Manoir de Vau
Discret joyau de la Renaissance angevine, le manoir de Vau déploie à Louerre ses façades en tuffeau blond, témoignage raffiné d'une architecture seigneuriale du XVIe siècle nichée au cœur des bocages du Maine-et-Loire.
Histoire
Posé dans le doux relief du pays louressien, aux confins du Saumurois et de l'Anjou profond, le manoir de Vau est l'un de ces édifices seigneuriaux que le XVIe siècle a semés à profusion sur les terres de la Loire, sans jamais les vouloir ostentatoires. Ici, point de château aux proportions colossales, mais la grâce contenue d'une demeure noble qui a choisi l'élégance discrète plutôt que la démonstration de puissance. Ce qui rend le manoir de Vau singulier, c'est précisément cette mesure : l'architecture y est à taille humaine, pensée pour vivre autant que pour impressionner.

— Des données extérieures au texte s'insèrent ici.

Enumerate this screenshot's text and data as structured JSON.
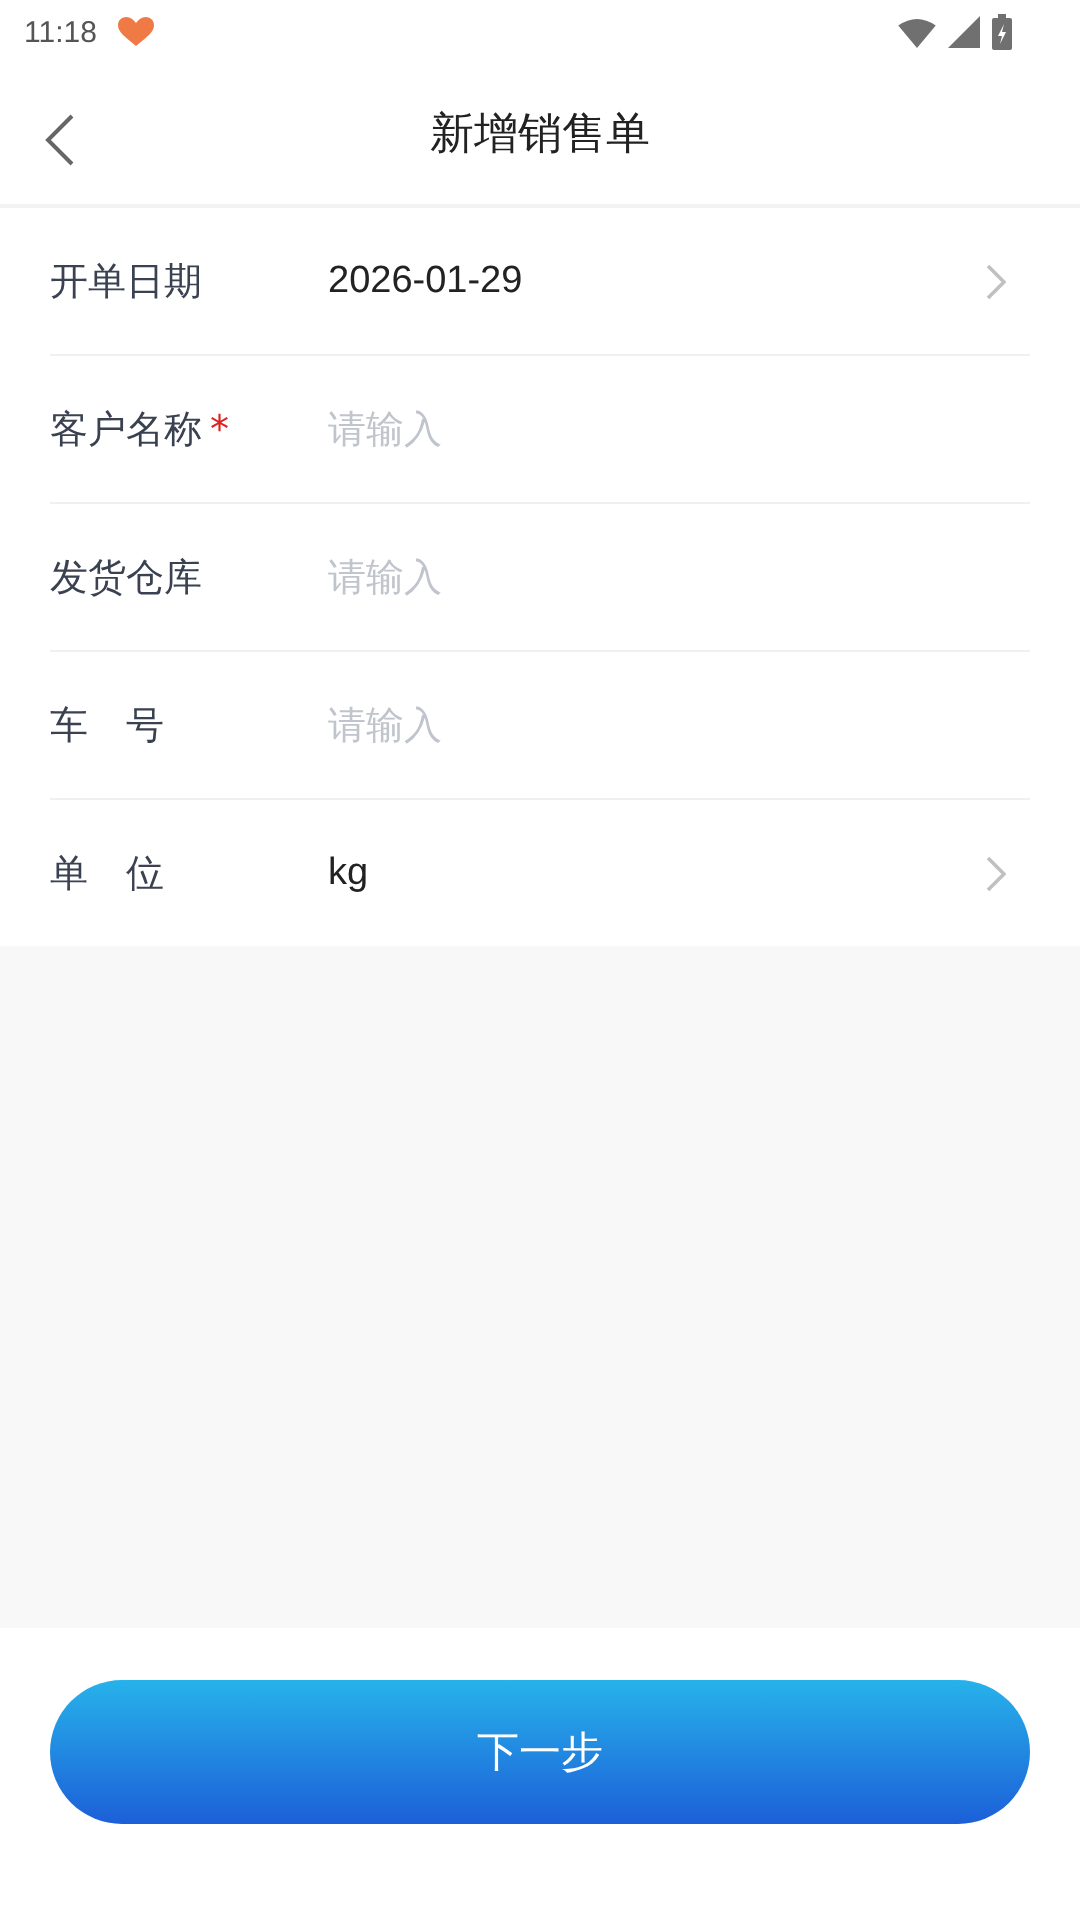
{
  "status_bar": {
    "time": "11:18"
  },
  "header": {
    "title": "新增销售单"
  },
  "form_rows": [
    {
      "label": "开单日期",
      "kind": "select",
      "value": "2026-01-29"
    },
    {
      "label": "客户名称",
      "required_mark": "*",
      "kind": "input",
      "placeholder": "请输入"
    },
    {
      "label": "发货仓库",
      "kind": "input",
      "placeholder": "请输入"
    },
    {
      "label": "车　号",
      "kind": "input",
      "placeholder": "请输入"
    },
    {
      "label": "单　位",
      "kind": "select",
      "value": "kg"
    }
  ],
  "footer": {
    "button": "下一步"
  }
}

Les volumes sobres, la pierre de tuffeau couleur crème qui capte la lumière changeante des ciels angevins, les ouvertures soigneusement proportionnées — tout concourt à composer un ensemble d'une cohérence rare, préservé des grandes transformations qui ont défiguré tant de demeures comparables. L'expérience de visite y est celle d'une rencontre avec l'intimité aristocratique de la Renaissance provinciale. On devine la vie quotidienne d'une famille seigneuriale attachée à ses terres, à l'écart des fastes de la cour, mais attentive aux modes nouvelles venues d'Italie que les compagnons de Charles VIII avaient ramenées dans leurs bagages. Le décor architectural, les détails sculptés, les proportions des baies révèlent une maîtrise d'œuvre formée aux usages du temps. Le cadre naturel ajoute à l'enchantement. Le manoir s'inscrit dans un environnement bocager typique du Maine-et-Loire, où les haies et les vergers composent un paysage de douceur angevine. La commune de Louerre, modeste bourg entre Doué-la-Fontaine et Gennes, conserve ce caractère rural qui isole le manoir du bruit du monde et le restitue à sa juste échelle de demeure campagnarde raffinée.
Architecture
Le manoir de Vau présente les caractéristiques typiques de l'architecture seigneuriale angevine du XVIe siècle, époque à laquelle les constructeurs locaux assimilaient progressivement les influences de la Renaissance italienne tout en demeurant fidèles à leurs traditions constructives régionales. La pierre de tuffeau, matériau emblématique du Val de Loire et du Saumurois, constitue vraisemblablement le matériau dominant des élévations : tendre à la taille, elle permet une sculpture fine des encadrements de fenêtres, des corniches et des détails décoratifs, tout en offrant une teinte dorée caractéristique. Le plan de la demeure répond aux usages du manoir rural de cette période : un corps de logis principal allongé, flanqué ou précédé de dépendances formant une cour semi-fermée. Les ouvertures, à meneaux croisés ou à croisée de pierre, rythment les façades avec une régularité encore empreinte de gothique tardif, tandis que certains détails — pilastres, frontons, niches — témoignent de la diffusion des formes nouvelles. Les toitures, probablement en ardoise d'Anjou selon l'usage dominant de la région, couronnent l'ensemble de leurs longs pans caractéristiques. L'ensemble architectural révèle une main d'œuvre compétente, familière des chantiers de la région saumuroise et angevine, sans atteindre la sophistication des grandes résidences de cour. C'est précisément dans cette juste mesure que réside l'intérêt du manoir de Vau : il offre un témoignage authentique de l'architecture domestique noble de province, moins connue mais tout aussi révélatrice des goûts et des modes de vie du XVIe siècle français.